The study echoes Nickodemus' sentiments in that it found the two most valuable services provided by a wholesaler to be new product information and updates on existing products. Contrary to these findings, the report also reveals that most home offices think that advisors have all the information they need about their products on their in-house screens.
"I suspect it's[the problem for wholesalers] in some part not being able to explain how the products fit into the advisor's business, but also not knowing how their products stack up against other companies, such as a rep from e OppenheimerFunds not knowing how their product stacks up against one from another company and having a value proposition as to why it should be used," said Neil Bathon, managing partner of FUSE.
"The older wholesalers may be less likely to adapt to the new reality."
Henry Yoshida, principal at The Maresh Yoshida 401k Group, an ERISA-focused advisory practice, has a direct vantage point and expectation of wholesalers.
"I think that too many wholesalers these days are the guys who take you out to dinner, lunch or pick up a bar tab. They don't have the in-depth knowledge about their firm," said Yoshida.

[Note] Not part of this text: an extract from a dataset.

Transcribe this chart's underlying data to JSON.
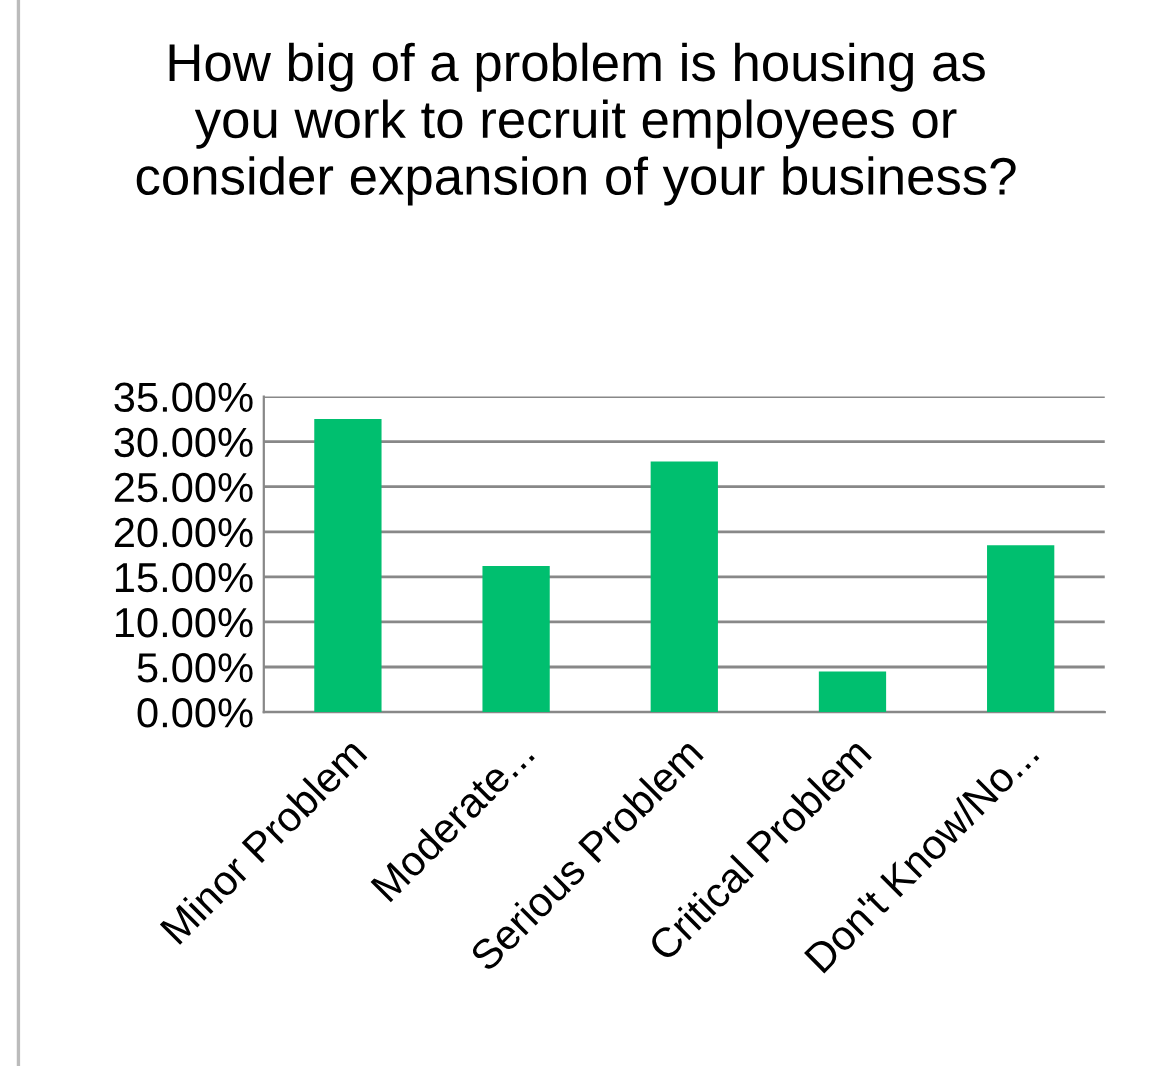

"I expect wholesalers to have a high level of knowledge about the products of the firm they represent as well as the marketplace in general. More than 50% of wholesalers I see are just relationship guys."
According to Yoshida, within the last 60 days he has been invited to numerous social occasions by wholesalers, such as the U.S. Open golf tournament, indoor skydiving and NBA games.
However, he said he would prefer that the wholesalers "just come to my office and explain the company's products in-depth or why any assets are underperforming."
"The wholesaler should be an extension of the fund company. I don't expect wholesalers to have the depth of knowledge that the portfolio managers have, but I would like it if they were on the level of the client portfolio manager at the provider," he said.
What other service can wholesalers bring to Yoshida's table? He said that knowing what other advisors are up to in their territories is a value-add.
He also noted that firms like Legg Mason make the conference rooms at their fund sub-advisors around the country available to advisors that want to hold meetings there with the reservations in the names of the wholesalers.